Tantalizing Tiramisu

So, a couple weeks ago, I was in a "chocolate-but-not" mode, and decided to go Tiramisu Crazy. It began with Cupcakes, care of an unnamed Flickr baker. Amazing - Tiramisu in cupcake form, albeit lacking the distinct taste of liquer. Next time I make these, I'm adding extra.



Pretty, isn't it?

The Recipe and the Baker's picture is located here: http://www.flickr.com/photos/12266682@N00/370089996/

Tiramisu Cupcakes

Cupcake 6 eggs, separated (separate when cold; allow to come to room temp) 3/4 teaspoon cream of tartar 1 cup sugar, divided 3 tablespoon water, room temp 1 teaspoon vanilla 1/8 teaspoon salt 1 cup sifted, all-purpose flour (measure after sifted)

In large mixing bowl at high speed, beat egg whites with cream of tartar until foamy.

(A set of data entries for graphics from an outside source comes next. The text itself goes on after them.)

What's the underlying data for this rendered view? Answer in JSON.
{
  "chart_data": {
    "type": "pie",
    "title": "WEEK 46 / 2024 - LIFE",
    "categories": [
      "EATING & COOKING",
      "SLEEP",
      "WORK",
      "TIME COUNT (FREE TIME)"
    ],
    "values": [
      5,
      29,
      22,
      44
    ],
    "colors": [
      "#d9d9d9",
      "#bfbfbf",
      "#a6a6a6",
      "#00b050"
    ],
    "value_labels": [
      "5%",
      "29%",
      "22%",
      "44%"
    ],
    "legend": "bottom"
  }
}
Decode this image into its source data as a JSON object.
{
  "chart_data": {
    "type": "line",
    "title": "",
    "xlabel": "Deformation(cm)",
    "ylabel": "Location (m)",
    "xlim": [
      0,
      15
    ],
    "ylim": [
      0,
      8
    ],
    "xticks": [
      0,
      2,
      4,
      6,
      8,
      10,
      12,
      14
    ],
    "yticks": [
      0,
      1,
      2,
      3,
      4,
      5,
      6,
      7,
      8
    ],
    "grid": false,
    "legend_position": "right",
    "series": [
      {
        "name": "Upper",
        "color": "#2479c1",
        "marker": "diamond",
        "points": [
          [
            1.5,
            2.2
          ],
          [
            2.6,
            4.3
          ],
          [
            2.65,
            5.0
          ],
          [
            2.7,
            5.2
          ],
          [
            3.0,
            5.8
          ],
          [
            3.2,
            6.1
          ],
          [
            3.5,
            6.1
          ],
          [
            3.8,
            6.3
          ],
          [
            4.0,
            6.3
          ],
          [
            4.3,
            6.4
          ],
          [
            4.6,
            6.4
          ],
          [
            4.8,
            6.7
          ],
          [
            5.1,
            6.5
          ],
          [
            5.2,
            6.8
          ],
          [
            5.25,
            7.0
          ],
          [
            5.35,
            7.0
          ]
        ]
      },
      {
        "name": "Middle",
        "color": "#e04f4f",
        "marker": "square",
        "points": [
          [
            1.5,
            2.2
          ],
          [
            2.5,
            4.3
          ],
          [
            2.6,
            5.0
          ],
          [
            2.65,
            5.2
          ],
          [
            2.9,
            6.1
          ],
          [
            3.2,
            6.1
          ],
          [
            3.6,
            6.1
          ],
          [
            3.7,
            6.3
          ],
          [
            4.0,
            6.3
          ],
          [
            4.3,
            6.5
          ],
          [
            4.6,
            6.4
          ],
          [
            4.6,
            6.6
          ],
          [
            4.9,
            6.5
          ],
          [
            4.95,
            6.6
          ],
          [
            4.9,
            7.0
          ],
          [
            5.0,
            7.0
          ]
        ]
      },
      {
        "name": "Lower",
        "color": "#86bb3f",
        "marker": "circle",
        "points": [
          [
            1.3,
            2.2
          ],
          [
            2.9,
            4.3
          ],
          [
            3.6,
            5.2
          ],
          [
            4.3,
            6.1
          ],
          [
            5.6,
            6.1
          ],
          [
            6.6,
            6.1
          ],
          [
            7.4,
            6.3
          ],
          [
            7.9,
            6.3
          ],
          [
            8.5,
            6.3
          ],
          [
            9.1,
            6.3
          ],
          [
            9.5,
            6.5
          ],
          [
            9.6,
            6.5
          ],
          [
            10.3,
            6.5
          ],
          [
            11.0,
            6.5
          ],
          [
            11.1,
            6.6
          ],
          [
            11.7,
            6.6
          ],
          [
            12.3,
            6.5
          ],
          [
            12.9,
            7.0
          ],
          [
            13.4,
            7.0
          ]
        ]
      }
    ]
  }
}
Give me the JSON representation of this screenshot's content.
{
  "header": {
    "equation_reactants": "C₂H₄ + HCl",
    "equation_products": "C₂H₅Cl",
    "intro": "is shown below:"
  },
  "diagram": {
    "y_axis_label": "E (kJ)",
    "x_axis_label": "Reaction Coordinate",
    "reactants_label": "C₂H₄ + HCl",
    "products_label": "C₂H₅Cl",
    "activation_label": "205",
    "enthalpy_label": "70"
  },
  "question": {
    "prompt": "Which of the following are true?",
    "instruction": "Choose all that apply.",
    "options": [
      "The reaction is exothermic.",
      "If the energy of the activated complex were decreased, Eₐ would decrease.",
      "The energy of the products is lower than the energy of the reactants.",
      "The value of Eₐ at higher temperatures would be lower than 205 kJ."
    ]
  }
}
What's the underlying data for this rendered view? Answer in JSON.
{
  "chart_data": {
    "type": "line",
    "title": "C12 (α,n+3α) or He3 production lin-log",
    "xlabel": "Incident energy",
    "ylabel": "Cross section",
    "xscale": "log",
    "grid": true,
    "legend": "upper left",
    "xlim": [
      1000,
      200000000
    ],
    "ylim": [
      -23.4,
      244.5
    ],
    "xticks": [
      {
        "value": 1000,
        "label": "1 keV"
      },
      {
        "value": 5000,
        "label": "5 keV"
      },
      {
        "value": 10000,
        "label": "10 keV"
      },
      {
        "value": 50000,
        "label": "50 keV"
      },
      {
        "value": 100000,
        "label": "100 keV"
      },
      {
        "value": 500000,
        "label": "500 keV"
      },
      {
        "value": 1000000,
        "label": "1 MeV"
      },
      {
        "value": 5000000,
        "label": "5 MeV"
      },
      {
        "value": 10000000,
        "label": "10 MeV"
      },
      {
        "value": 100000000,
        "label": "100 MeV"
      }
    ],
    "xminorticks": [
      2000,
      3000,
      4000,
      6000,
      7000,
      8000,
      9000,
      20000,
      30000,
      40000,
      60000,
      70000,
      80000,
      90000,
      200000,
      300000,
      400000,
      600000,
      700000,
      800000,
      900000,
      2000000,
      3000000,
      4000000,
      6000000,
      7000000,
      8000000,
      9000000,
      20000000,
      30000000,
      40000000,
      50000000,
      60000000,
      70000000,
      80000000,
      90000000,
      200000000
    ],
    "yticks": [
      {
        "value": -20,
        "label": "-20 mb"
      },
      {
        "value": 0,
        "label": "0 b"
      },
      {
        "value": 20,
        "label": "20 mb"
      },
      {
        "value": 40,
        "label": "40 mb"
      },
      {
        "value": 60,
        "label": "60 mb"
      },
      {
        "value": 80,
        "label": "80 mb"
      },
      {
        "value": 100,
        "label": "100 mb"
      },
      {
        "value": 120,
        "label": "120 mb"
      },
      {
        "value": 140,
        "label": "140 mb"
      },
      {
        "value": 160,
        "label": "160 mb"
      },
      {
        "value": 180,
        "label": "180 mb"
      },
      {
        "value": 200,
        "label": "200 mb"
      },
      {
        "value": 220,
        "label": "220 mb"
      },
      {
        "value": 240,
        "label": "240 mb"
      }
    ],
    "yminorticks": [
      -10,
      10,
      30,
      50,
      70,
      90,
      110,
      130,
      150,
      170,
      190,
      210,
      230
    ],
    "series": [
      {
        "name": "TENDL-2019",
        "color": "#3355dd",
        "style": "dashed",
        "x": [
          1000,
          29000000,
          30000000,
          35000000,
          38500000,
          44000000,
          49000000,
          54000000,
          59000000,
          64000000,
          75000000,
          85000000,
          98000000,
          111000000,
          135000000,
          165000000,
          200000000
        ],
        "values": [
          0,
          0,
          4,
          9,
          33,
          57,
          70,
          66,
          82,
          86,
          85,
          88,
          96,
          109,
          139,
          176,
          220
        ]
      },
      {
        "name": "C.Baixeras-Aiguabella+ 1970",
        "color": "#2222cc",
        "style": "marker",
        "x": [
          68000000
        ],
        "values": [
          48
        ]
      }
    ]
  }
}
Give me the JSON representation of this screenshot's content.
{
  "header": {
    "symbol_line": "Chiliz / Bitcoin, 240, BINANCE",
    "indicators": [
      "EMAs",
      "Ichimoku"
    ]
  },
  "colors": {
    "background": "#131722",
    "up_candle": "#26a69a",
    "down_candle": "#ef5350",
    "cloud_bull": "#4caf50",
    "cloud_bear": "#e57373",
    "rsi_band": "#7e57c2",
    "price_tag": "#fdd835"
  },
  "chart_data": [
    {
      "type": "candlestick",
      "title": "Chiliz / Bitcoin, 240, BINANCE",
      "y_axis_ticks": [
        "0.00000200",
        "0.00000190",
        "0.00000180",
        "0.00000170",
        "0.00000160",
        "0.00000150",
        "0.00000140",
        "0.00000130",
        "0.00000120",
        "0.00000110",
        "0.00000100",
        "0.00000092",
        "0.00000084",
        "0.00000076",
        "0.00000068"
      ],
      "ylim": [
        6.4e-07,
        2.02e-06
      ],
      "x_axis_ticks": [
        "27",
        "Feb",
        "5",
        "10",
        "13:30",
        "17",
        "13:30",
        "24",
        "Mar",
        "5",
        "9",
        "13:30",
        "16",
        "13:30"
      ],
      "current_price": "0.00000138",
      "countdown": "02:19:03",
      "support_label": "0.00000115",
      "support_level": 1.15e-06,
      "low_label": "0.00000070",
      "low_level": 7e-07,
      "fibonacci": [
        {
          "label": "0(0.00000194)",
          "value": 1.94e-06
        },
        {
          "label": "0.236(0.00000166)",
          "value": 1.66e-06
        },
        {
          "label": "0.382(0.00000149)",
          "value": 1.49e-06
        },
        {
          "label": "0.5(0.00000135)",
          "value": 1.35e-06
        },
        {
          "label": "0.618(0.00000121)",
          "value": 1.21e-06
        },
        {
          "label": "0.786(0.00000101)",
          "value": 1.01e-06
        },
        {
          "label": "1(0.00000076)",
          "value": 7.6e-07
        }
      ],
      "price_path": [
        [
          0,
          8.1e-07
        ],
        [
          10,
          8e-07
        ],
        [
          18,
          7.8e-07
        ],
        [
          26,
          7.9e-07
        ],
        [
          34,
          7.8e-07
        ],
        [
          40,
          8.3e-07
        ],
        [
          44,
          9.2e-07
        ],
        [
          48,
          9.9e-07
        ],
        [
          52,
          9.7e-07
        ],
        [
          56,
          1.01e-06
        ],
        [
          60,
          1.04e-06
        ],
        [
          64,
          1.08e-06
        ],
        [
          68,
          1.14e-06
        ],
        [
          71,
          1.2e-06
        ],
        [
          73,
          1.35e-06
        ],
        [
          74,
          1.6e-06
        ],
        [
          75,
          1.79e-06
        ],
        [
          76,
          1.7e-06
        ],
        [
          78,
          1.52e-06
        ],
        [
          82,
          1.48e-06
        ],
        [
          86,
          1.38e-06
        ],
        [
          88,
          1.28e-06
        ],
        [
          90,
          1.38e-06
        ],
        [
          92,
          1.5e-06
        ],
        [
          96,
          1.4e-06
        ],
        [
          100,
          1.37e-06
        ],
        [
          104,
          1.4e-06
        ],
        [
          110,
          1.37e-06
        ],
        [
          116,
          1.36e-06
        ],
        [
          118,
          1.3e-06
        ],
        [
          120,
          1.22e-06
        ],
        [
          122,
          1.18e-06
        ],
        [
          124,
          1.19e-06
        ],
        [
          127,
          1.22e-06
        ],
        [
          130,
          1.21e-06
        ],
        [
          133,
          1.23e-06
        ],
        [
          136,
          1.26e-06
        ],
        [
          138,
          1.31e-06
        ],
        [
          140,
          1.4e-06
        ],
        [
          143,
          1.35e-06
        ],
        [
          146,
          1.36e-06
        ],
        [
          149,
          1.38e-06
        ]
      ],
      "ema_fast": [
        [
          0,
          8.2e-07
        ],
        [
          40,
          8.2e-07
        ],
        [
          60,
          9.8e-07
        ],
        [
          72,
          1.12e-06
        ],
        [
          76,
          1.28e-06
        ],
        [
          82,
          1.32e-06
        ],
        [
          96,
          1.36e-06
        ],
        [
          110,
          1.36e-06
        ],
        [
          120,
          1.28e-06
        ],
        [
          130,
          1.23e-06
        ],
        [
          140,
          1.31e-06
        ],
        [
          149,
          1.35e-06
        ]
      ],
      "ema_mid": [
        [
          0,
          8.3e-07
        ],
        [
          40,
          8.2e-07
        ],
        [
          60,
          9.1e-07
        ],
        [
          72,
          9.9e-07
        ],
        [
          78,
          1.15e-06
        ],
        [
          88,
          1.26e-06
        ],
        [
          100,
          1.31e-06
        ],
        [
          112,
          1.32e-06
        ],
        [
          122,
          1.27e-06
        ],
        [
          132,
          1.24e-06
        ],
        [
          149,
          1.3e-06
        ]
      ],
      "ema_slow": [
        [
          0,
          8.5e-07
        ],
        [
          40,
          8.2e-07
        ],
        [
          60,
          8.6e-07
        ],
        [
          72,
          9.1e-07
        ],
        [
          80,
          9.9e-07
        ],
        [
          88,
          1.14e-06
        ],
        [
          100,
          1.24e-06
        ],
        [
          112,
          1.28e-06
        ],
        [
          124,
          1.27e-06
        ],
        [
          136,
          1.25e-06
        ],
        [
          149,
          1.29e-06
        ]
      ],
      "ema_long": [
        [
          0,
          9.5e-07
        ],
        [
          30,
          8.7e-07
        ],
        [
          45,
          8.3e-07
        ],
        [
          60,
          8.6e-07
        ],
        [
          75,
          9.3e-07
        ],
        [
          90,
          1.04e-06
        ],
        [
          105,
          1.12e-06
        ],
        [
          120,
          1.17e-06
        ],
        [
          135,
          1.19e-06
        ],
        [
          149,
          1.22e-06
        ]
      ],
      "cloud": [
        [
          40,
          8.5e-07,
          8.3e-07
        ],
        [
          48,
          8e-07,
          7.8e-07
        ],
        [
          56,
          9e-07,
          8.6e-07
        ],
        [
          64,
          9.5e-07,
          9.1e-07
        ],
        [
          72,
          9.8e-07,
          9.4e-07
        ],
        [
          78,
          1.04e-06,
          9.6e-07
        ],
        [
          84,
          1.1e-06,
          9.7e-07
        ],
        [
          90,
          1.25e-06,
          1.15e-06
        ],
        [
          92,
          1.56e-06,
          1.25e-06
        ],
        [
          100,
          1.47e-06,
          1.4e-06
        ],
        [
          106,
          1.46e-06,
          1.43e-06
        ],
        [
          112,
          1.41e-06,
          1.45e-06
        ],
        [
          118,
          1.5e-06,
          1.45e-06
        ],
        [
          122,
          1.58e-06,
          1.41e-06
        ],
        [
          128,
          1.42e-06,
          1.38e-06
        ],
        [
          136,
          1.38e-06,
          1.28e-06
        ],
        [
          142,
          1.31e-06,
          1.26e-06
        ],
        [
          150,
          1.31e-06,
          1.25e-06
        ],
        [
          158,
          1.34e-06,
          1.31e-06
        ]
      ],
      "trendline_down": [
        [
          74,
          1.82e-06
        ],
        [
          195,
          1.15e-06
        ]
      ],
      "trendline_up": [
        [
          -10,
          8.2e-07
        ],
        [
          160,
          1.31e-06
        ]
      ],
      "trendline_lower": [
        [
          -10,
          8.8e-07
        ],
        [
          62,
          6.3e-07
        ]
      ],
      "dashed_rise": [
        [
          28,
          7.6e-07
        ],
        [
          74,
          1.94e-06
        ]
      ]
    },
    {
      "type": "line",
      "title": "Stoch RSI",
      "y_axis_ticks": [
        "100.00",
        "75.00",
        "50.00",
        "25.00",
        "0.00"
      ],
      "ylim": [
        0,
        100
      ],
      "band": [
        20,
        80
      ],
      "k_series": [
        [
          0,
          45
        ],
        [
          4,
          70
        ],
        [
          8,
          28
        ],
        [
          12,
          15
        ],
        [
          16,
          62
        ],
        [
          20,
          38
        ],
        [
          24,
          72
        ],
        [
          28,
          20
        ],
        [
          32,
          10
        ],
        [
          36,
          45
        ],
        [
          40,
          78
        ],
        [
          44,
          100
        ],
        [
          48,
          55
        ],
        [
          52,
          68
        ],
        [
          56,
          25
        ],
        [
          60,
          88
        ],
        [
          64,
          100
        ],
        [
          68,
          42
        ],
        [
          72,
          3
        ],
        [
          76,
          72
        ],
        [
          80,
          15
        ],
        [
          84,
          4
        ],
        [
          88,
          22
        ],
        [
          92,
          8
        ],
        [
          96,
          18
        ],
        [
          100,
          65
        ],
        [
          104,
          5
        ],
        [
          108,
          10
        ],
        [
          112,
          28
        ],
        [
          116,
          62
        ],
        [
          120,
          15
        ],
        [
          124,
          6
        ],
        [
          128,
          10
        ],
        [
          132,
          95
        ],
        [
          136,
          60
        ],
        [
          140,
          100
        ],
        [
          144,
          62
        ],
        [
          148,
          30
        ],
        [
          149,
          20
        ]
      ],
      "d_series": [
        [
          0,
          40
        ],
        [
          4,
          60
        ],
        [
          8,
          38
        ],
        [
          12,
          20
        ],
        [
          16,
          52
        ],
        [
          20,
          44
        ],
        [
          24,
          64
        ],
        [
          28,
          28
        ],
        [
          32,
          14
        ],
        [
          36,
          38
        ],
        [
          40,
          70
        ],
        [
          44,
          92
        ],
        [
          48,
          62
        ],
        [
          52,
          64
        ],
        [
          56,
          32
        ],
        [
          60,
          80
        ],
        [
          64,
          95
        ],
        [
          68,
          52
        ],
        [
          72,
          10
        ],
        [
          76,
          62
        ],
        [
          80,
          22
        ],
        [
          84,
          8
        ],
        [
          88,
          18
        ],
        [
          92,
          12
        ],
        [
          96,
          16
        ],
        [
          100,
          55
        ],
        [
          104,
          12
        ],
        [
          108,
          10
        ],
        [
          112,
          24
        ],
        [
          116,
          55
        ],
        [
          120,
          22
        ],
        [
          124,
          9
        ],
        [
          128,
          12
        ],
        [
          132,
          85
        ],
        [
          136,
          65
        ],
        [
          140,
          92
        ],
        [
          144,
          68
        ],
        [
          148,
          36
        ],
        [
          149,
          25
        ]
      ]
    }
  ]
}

Add half of the sugar, 2 tablespoons at a time, beating constantly until sugar is dissolved and whites are glossy and stand in soft peaks. Rub just a bit of meringue between thumb and forefinger to feel if sugar has dissolved. In small mixing bowl at high speed, beat egg yolks until thick and lemon-colored, about 3 to 5 minutes. Gradually beat in remaining sugar, water, vanilla and salt (if desired) until blended. With a sifter or sprinkle flour with a sieve over whites. Add beaten yolk mixture. Gently, but thoroughly, fold yolk mixture and flour into whites. Fill muffin cups 2/3 full. Bake in a preheated oven at 350 degrees for 10-15 min or until done.

Espresso Syrup ½ cup confectioner’s sugar 2/3 cup water 5 teaspoons espresso powder In a small, heavy saucepan over high heat, combine the water, the remaining 1/2 cup confectioner’s sugar and the espresso or coffee powder. Bring to a boil, stirring occasionally. Remove from heat and let cool.

Use a fork to poke a few holes into cupcakes so that they will absorb liquid. Pour approximately ½-1 teaspoon of syrup onto each cupcake. Frosting 3 c mascarpone 1 c confectioner’s sugar ¼ c marsala wine ¾ c heavy cream, chilled In a medium bowl using an electric mixer set on medium speed, beat together the mascarpone cheese, confectioner’s sugar and marsala until well blended. Add the cream and beat until fluffy, about 1 minute.

Frost cupcakes with mascarpone/whipped cream mixture. Dust tops with cocoa powder (I used unsweetened) and then sprinkle with dark chocolate shavings.

A few days after, I was in a baking mood again. I had lots of leftover Mascarpone Frosting, so I decided to make another rendition of Tiramisu. This time, it was Tiramisu Macarons.

A cool idea, right? Yep, I thought so too. And so did everyone who tasted them.



Unfortunately, I don't have a specific recipe for the Macarons. I added instant coffee to the LA Times Macaron Recipe (1.5 cups Almond Flour, 3 cups powdered sugar, etc...), which wasn't measured.

I also added a bit more marsala to the frosting. So, it was a combination of afore posted recipes.

The moral of that story? Be creative!!